Cause of variation

From CEOpedia | Management online

Cause of variation is the difference between an expected result or outcome and the actual result or outcome. In management, cause of variation is the identification of factors that contribute to differences between projected and actual performance. It is a process of evaluating the data to identify the source of the variation and determine its impact on the overall system. Cause of variation analysis can help managers determine if the variation is due to normal fluctuations or to an underlying issue that needs to be addressed. The analysis can help managers determine the best action to take to achieve the desired results.

Example of cause of variation

  • A manufacturing company notices that their production output is lower than expected. They can use cause of variation analysis to identify the potential causes of the lower output, such as an increase in faulty raw materials, a decrease in available labor, or a decrease in efficiency due to outdated equipment.
  • A hospital notices that there is a higher than expected number of patients in the emergency room. They can use cause of variation analysis to identify the potential causes of the higher number, such as an increase in the number of non-emergency cases, a decrease in available medical staff, or a decrease in efficiency due to outdated equipment.
  • A retail store notices that their sales have decreased compared to the same period last year. They can use cause of variation analysis to identify the potential causes of the decrease, such as an increase in competition, an increase in online shopping, or a decrease in customer satisfaction due to poor customer service.

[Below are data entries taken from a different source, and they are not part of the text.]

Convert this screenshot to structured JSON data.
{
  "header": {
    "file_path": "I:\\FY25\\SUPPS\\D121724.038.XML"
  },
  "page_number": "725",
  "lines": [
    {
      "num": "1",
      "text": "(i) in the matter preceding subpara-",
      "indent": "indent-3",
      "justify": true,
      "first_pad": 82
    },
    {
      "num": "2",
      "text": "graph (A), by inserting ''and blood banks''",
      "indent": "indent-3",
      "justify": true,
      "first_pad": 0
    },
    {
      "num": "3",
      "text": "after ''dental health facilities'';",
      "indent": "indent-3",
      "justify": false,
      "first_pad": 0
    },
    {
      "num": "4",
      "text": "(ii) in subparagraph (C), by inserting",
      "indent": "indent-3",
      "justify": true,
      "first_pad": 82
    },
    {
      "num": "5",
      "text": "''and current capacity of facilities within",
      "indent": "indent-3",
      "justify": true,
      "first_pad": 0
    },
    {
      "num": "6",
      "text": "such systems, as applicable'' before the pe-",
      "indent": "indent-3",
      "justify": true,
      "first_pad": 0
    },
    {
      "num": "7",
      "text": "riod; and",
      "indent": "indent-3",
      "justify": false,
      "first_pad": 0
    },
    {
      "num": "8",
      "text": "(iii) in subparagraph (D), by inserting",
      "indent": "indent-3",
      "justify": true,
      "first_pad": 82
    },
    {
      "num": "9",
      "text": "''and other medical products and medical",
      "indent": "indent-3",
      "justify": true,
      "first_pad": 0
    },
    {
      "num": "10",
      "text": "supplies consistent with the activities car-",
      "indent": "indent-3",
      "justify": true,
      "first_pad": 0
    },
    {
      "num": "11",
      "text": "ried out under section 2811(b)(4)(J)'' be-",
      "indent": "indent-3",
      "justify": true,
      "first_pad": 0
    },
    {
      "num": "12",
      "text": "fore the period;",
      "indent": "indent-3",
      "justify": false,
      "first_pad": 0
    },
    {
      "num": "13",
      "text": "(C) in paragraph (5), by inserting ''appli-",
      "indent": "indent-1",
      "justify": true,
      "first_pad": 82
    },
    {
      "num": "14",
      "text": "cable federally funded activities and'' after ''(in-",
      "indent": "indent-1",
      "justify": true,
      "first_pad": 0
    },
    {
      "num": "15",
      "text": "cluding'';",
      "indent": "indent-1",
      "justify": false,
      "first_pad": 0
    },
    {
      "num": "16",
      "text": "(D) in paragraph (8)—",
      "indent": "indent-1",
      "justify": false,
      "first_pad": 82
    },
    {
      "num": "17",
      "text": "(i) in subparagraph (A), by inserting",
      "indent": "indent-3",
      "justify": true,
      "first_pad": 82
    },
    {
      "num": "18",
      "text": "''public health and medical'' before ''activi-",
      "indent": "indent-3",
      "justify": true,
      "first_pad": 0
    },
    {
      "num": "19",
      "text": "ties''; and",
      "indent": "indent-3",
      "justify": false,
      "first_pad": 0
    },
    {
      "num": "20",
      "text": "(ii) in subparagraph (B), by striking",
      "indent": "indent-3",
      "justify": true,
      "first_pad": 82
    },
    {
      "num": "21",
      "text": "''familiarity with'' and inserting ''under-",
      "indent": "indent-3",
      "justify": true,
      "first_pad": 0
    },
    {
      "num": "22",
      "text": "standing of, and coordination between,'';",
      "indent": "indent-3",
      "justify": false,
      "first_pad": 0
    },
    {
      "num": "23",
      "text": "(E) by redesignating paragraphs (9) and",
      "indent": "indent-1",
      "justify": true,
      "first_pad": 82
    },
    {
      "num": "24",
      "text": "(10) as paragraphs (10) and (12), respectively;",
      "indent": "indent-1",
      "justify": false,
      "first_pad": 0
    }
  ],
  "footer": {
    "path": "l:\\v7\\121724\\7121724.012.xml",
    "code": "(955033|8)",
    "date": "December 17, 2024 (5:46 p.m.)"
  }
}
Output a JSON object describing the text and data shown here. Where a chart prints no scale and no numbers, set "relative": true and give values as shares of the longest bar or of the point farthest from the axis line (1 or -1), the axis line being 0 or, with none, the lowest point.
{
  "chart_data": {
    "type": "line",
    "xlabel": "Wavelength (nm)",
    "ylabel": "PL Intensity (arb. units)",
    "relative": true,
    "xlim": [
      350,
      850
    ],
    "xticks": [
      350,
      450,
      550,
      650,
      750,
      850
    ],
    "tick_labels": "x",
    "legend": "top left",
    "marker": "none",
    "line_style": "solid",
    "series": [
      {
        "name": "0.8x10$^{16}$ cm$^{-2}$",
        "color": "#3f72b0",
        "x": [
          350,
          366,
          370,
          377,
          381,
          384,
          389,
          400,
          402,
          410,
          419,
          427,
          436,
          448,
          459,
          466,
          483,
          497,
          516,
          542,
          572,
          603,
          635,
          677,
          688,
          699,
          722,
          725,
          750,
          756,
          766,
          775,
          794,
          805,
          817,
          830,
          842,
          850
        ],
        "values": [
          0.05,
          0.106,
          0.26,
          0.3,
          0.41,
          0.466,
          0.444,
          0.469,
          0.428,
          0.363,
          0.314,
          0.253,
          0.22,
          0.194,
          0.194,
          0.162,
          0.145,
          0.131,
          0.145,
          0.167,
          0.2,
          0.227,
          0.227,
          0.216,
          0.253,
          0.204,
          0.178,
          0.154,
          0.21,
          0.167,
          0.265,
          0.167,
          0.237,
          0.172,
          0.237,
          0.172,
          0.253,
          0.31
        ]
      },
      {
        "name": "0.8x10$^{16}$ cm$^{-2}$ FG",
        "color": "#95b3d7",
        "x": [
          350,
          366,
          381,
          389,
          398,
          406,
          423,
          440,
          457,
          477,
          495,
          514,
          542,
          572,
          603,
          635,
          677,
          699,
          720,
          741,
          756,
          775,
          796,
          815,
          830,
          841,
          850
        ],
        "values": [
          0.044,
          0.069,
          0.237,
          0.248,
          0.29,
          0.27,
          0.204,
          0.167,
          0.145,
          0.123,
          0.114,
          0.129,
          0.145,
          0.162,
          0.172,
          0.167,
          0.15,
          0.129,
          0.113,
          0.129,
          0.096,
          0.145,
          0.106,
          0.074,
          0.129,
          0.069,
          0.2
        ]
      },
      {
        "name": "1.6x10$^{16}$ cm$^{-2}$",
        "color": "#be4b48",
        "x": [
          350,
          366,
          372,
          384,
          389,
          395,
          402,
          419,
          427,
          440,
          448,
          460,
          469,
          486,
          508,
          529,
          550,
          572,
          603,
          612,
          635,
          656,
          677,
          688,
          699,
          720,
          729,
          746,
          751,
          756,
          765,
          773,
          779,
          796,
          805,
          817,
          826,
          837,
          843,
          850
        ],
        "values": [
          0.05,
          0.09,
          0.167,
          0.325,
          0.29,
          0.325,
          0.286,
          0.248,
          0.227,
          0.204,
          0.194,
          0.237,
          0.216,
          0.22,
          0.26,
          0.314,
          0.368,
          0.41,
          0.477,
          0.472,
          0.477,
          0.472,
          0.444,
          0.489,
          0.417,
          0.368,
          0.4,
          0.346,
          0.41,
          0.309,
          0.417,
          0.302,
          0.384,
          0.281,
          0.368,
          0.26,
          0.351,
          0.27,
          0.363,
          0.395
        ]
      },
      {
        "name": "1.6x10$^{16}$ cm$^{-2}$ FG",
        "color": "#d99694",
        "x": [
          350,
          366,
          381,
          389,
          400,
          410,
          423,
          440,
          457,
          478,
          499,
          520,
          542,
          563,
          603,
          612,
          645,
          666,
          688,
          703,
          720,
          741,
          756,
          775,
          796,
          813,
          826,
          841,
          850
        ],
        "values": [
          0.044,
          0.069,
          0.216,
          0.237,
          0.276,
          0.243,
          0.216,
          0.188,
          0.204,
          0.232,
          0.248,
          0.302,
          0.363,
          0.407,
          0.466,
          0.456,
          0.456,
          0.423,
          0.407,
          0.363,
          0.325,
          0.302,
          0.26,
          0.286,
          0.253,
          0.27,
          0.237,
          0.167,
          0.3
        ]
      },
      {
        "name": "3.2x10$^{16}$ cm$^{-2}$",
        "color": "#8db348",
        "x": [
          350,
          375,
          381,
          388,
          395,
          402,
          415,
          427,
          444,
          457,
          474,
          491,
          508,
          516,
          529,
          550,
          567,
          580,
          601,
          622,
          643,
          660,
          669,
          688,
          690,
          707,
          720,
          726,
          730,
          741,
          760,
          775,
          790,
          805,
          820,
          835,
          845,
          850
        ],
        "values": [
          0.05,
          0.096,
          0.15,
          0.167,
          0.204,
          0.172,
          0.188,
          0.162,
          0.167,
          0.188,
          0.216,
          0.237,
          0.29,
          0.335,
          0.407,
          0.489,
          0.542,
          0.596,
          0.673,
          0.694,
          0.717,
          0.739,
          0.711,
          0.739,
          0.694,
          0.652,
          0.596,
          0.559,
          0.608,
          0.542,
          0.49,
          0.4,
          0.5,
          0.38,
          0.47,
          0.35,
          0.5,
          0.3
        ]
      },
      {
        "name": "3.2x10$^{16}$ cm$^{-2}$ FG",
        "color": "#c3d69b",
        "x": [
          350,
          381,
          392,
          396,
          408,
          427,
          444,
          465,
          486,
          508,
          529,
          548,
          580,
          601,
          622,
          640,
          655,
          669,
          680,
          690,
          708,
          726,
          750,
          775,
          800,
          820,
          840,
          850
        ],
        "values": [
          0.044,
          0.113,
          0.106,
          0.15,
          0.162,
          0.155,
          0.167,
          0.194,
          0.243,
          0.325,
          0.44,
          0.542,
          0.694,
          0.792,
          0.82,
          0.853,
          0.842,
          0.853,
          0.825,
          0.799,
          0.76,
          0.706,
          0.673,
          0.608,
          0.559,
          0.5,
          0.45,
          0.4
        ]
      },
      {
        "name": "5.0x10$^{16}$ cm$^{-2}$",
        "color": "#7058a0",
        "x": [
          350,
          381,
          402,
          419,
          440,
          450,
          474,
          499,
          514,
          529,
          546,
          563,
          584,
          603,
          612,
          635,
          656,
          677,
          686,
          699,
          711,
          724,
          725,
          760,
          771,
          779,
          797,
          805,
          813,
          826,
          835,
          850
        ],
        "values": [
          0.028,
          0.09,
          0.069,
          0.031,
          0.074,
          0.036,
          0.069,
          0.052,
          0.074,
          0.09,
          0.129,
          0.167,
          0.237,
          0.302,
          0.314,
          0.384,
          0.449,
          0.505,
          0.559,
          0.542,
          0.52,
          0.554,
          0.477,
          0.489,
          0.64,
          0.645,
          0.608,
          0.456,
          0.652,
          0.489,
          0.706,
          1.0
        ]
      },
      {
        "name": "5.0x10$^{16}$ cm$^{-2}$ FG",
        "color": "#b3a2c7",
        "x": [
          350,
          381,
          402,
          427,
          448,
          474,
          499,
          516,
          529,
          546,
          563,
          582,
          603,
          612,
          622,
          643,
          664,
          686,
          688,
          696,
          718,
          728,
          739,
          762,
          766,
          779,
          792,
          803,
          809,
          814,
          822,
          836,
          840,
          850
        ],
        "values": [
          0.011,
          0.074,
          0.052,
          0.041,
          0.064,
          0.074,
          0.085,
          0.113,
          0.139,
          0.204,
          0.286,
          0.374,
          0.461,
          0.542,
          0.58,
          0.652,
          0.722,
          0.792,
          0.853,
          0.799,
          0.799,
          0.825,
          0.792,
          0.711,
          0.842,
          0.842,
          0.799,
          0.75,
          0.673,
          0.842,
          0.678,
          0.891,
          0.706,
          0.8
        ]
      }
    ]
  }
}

Types of cause of variation

Cause of variation can be categorized into several types. These include:

  • Special Causes of Variation: Special causes of variation are those factors that are outside of the normal range of expected variation, and are caused by a specific event or factor. They are typically caused by external factors such as changes in the market or environment, or by internal factors such as operational errors or mismanagement.
  • Common Causes of Variation: Common causes of variation are those factors that are within the normal range of expected variation, and are caused by internal factors such as the natural fluctuations of the system, or by external factors such as the natural environment.
  • Systemic Causes of Variation: Systemic causes of variation are those factors that are part of the system and are caused by a combination of external and internal factors. These are typically caused by structural or organizational issues, such as inadequate resources or processes.
  • Uncontrollable Causes of Variation: Uncontrollable causes of variation are those factors that are outside of the control of the organization and are typically caused by external factors such as natural disasters, economic downturns, or political changes.

Limitations of variation

The limitations of cause of variation analysis include:

  • Difficulty in isolating the effect of a single factor: When multiple factors are at play, it can be difficult to isolate the effect of a single factor on the variation. This can lead to inaccurate results.
  • Overlooking other factors: If the cause of variation analysis fails to take into account other factors that could be causing the variation, it can lead to inaccurate conclusions.
  • Ignoring external factors: External factors such as customer preferences or economic conditions can have a significant impact on performance. If these are not taken into account, the cause of variation analysis may be insufficient.
  • Time consuming: Analyzing the cause of variation can be a time consuming and resource intensive process, making it difficult to incorporate in regular management practices.
  • Difficulty in quantifying effects: It can be difficult to quantify the effects of a particular factor on the variation, making it hard to measure the impact of any changes.